Ad allertare la Questura, una chiamata dell'Afis, l'Aerodrome Flight Information Service, piu' semplicemente il servizio informazioni per i mezzi aerei in volo nell'area reatina che, entrato in contatto radio con i due volovelisti e ricevuta la loro intenzione di atterrare all’aeroporto di Rieti ha pero’ chiesto ai due piloti l'esistenza di un piano di volo, che i due tedeschi hanno comunicato di aver redatto durante l'ultimo tratto del volo, nella zona di Perugia, non possedendone quindi uno prestabilito fin dal decollo.

L'assenza di un piano di volo prestabilito fin dall'inizio ha ingenerato dei sospetti negli operatori dell'Afis a riguardo delle intenzioni dei due volovelisti, avvertendo la Questura di Rieti per comunicare l'atterraggio dell’aliante che non aveva a bordo con se' un piano di volo.

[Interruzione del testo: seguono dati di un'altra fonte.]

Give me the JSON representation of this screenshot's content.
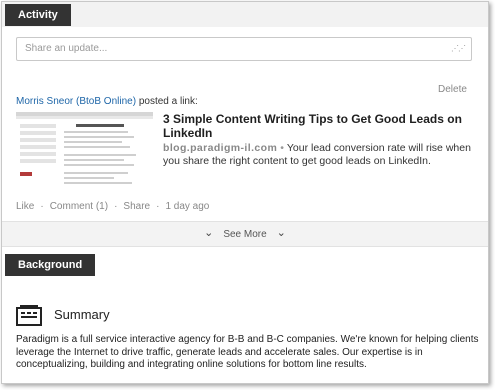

Immediato l'intervento della Volante, che ha identificato i volovelisti e controllato i pochi bagagli a bordo dell'aliante ma, al termine delle normali operazioni di controllo, non e' scattata alcuna contestazione di reato per i due volovelisti.

Un giallo burocratico che, dopo oltre mezz'ora, si e' chiarito chiedendo nel frattempo spiegazioni ai due volovelisti e grazie anche all’intervento di Aldo Cernezzi, direttore di gara della Coppa Citta' di Rieti in svolgimento in questi giorni al Ciuffelli: "La libera circolazione di mezzi e merci garantita dal Trattato di Schengen garantisce la possibilita’, anche per un mezzo aereo come un motoliante (diversa, ovviamente, la questione per aerei di maggior portata) di volare liberamente negli spazi aerei presi in considerazione da Schengen  e senza la necessita' di un piano di volo che specifichi fin da subito ogni tappa del volo" e' stato il chiarimento fornito da Cernezzi dopo la conclusione dell'intervento della Polizia. “Siamo partiti questa mattina da un aeroporto a sud della Germania - ha raccontato il pilota tedesco - e, viste le buone condizioni meteo, siamo arrivati fino a Rieti. Per i prossimi voli abbiamo soltanto intenzione di restare un altro po' nella zona dell'Italia centrale e poi tornare in Germania”.

Per i due volovelisti e' rimasto cosi’ il solo incoveniente di spostare l'aliante fuori dalla pista e chiamare un taxi per trascorrere la notte in un albergo cittadino. Il prossimo anno, magari, chissa', sceglieranno persino di gareggiare a Rieti.